Do you actually need a post, or do you just need rails to think it is
a post? If the latter will work, try passing in ‘_method’ => :post.
I seem to remember that this is how you can trick controllers into
thinking it’s a post request but I am not 100% sure. Another option
would be through rjs / ajax, but I have not done it. I am not sure if
the browser would consider an automated post a security issue.
That redirect_to looks like it would do it (if _method does/still
works). Post_via_redirect is used in integration tests so I don’t
really know if / how that would work in a standard controller, but I’m
fairly sure it won’t do what you want. The problem you are running into
here is not a rails limitation but an http limitation. The only way to
redirect in HTTP is a 302 and that is performed as a get request. If
you want post you can fake the controller out or use javascript. Is it
possible that you are hitting a design problem? Seems to me that if you
are having to post back to your own application then you may be going
the long way around. Can you not save the needed info in the session or
call the wanted method from your current method then render the result?

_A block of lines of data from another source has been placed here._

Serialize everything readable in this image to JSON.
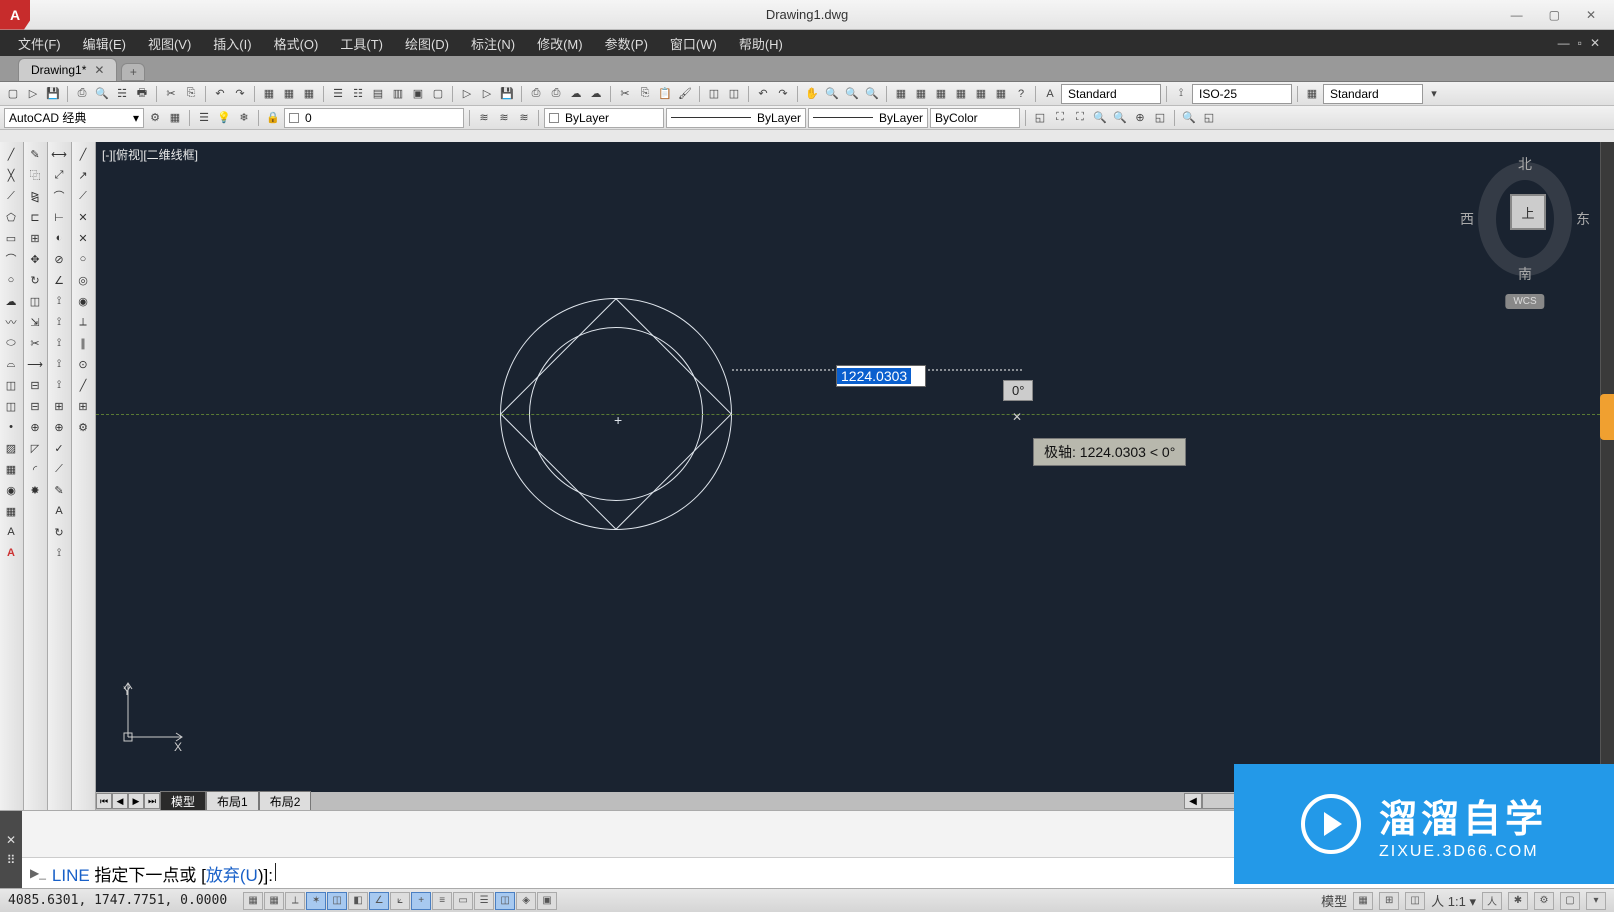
{
  "title": "Drawing1.dwg",
  "menus": [
    "文件(F)",
    "编辑(E)",
    "视图(V)",
    "插入(I)",
    "格式(O)",
    "工具(T)",
    "绘图(D)",
    "标注(N)",
    "修改(M)",
    "参数(P)",
    "窗口(W)",
    "帮助(H)"
  ],
  "doc_tab": "Drawing1*",
  "workspace": "AutoCAD 经典",
  "layer_current": "0",
  "prop_layer": "ByLayer",
  "prop_ltype": "ByLayer",
  "prop_lweight": "ByLayer",
  "prop_color": "ByColor",
  "text_style": "Standard",
  "dim_style": "ISO-25",
  "table_style": "Standard",
  "canvas": {
    "view_label": "[-][俯视][二维线框]",
    "viewcube": {
      "top": "上",
      "n": "北",
      "e": "东",
      "s": "南",
      "w": "西",
      "wcs": "WCS"
    },
    "dyn_length": "1224.0303",
    "dyn_angle": "0°",
    "polar_tip": "极轴: 1224.0303 < 0°",
    "ucs_y": "Y",
    "ucs_x": "X"
  },
  "layout_tabs": {
    "model": "模型",
    "l1": "布局1",
    "l2": "布局2"
  },
  "command": {
    "name": "LINE",
    "prompt_pre": " 指定下一点或 [",
    "opt_label": "放弃(",
    "opt_key": "U",
    "prompt_post": ")]:"
  },
  "status": {
    "coords": "4085.6301, 1747.7751, 0.0000",
    "scale": "1:1"
  },
  "watermark": {
    "big": "溜溜自学",
    "small": "ZIXUE.3D66.COM"
  }
}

The application has a user dashboard that displays orders over a date
range. The date range can be altered by selecting week and year values
then pressing a submit button that causes a post request that the
controller method handles causing the dashboard to display the
selected week/year data. Once the date range is selected the user can
then modify the data. Once the changes to the data are complete I was
trying to return the view to the selected week/year values to provide
visual confirmation of the changes rather than just returning to the
default settings which correspond to today's week/year. Hence the
problem associated with using a redirect as a post request.
Yes - probably can - I was really just using the post/get difference
to separate the default state from the custom state. So I guess I
could use the parameters to differentiate the states.